In this I would lean in the direction of the government simply because parliament has waived the decision by way of holding a referendum, which may or may not be legally advisory but politically is not. If MPs wanted to reserve the decision on leaving the EU for parliament then they should never have voted to have a referendum. I don't think at this point parliament has any right to intervene, nor is their contribution especially useful since they cannot bind the government in negotiations. I am not seeing a point to this unless they intend to block it, which they won't if they value their jobs.

Consequently I am disengaged from all this and if I understand the vote last night, that is largely symbolic. The only real justification that now stands is that parliament must have at least have some clue what the government is aiming for to ensure the PM is at the very least sane.

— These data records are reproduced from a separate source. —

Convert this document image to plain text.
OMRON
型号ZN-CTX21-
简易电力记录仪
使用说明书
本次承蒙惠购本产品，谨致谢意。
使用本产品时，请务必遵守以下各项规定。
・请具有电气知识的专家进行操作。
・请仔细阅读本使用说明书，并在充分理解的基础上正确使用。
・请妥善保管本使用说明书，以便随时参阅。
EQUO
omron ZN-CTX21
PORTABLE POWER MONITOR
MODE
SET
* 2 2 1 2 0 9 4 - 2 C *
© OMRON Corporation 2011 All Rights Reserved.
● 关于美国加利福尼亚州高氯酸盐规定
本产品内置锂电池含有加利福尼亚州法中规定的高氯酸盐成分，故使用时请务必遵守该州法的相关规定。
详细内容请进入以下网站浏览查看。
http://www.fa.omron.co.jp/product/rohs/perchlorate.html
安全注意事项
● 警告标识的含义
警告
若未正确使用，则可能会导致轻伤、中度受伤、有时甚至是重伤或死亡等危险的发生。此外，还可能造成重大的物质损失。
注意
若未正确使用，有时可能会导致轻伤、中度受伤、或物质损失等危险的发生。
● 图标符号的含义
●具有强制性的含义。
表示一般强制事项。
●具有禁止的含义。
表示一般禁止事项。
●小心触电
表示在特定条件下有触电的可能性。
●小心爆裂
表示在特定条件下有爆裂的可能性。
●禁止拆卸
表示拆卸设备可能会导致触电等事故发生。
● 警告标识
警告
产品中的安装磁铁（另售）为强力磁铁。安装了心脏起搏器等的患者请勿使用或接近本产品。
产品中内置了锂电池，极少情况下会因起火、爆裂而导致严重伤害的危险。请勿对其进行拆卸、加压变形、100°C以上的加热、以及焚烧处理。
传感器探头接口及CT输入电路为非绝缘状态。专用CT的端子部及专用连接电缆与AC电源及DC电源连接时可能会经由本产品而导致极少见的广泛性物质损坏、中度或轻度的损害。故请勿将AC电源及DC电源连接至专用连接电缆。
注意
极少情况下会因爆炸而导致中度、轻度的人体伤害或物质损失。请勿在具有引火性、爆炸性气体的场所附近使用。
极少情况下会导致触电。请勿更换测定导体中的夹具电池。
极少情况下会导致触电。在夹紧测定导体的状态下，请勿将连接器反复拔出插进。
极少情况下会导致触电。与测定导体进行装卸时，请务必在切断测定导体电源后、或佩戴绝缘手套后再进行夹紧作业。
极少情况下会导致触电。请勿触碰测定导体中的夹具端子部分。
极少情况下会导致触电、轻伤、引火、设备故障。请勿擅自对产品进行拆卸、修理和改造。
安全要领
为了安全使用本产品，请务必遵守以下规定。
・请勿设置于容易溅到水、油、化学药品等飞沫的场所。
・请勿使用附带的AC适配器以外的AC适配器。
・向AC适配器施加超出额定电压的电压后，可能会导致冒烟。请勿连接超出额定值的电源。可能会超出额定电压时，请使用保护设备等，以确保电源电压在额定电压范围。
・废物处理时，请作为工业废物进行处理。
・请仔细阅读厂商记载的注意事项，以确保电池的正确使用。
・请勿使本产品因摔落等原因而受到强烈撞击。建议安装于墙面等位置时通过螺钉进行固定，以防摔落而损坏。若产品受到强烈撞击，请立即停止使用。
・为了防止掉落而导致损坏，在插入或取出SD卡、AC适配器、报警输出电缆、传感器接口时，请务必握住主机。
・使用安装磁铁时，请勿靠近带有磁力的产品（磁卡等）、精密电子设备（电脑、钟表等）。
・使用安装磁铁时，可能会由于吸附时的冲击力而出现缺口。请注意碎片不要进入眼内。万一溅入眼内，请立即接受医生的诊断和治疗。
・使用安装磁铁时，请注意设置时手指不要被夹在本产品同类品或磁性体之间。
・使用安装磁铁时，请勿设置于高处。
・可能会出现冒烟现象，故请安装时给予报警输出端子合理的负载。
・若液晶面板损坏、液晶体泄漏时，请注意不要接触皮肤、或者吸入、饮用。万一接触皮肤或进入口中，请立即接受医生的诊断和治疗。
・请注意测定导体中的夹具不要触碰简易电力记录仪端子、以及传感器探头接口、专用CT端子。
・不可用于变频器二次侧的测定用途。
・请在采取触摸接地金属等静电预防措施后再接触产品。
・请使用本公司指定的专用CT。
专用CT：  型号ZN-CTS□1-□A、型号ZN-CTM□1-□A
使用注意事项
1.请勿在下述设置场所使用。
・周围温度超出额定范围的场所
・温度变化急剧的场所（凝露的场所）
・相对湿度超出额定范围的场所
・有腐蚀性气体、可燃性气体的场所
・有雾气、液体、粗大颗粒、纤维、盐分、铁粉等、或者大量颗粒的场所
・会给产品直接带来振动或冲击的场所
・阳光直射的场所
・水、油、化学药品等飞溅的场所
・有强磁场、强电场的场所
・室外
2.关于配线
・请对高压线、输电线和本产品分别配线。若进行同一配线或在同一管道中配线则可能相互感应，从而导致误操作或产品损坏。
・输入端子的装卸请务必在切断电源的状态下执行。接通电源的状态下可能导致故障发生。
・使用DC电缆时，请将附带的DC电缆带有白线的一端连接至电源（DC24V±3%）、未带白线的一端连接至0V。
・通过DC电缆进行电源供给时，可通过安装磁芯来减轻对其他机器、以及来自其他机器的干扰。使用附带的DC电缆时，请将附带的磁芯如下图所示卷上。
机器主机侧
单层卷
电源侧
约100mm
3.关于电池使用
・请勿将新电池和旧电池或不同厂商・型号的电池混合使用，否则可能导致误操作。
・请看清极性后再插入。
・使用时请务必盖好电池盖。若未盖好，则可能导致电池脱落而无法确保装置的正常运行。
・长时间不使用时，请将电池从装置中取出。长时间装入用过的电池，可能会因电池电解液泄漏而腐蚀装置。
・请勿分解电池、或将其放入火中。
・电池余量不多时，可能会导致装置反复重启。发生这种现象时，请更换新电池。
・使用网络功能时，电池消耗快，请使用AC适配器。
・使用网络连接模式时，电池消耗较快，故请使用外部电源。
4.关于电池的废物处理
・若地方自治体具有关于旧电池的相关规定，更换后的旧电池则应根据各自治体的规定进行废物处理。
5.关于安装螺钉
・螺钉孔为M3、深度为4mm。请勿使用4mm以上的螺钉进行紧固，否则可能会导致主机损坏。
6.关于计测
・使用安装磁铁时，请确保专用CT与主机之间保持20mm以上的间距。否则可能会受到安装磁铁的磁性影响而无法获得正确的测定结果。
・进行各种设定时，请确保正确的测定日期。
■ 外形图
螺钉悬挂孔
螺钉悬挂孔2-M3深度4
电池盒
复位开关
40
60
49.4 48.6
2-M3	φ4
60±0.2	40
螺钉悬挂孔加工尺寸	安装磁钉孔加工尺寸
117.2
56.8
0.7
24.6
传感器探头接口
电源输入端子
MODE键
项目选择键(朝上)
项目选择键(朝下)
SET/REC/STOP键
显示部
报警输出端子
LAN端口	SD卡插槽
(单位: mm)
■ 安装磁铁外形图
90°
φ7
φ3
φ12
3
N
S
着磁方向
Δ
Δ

But even then that is stretching it. Parliament wants to be involved to avert a hard Brexit but invoking Article 50 and electing for a negotiated settlement is by definition not hard Brexit, and if they were at all issue literate they would know that Mrs May is seeking to avert a cliff edge. She has even said so. How the government shapes that is entirely the government's business as the executive.

What I would note though is that this wouldn't even have been an issue if the leave campaign had set out a particular set of objectives and a roadmap for getting it. Had they set out a credible alternative to EU membership and one that could be considered sane, parliament would know what the direction of travel was and would have no real mandate to intervene. The uncertainty and incoherence invited exactly these shenanigans.

Meanwhile Twitter is awash with damp toryboys praising various politicians for their "superb oration" in last nights debate. Thing is, if I want to listen to eloquent people spouting off entirely generic rhetoric there are any number of places you can hear exactly that. It is not the mark of a good MP. Even the loathsome Mhairi Black can on occasion rattle off some sincere and impressive rhetoric. What marks a good MP is someone who has bothered to familiarise themselves with the issues to a degree one might expect from people whose actual job it is to know the details.

MPs are paid to know what they are saying - they have a generous allowance for staff to do their research, they have the HoC library, the resources of government which they can tap into via parliamentary questions, and they have select committees which can be used to explore issues. As individuals, they have absolutely no excuses for being ill-informed yet still we find them wide of the mark. We might then ask what the point is of giving them the opportunity to scrutinise when they are manifestly incapable of doing so and wouldn't bother even if they weren't?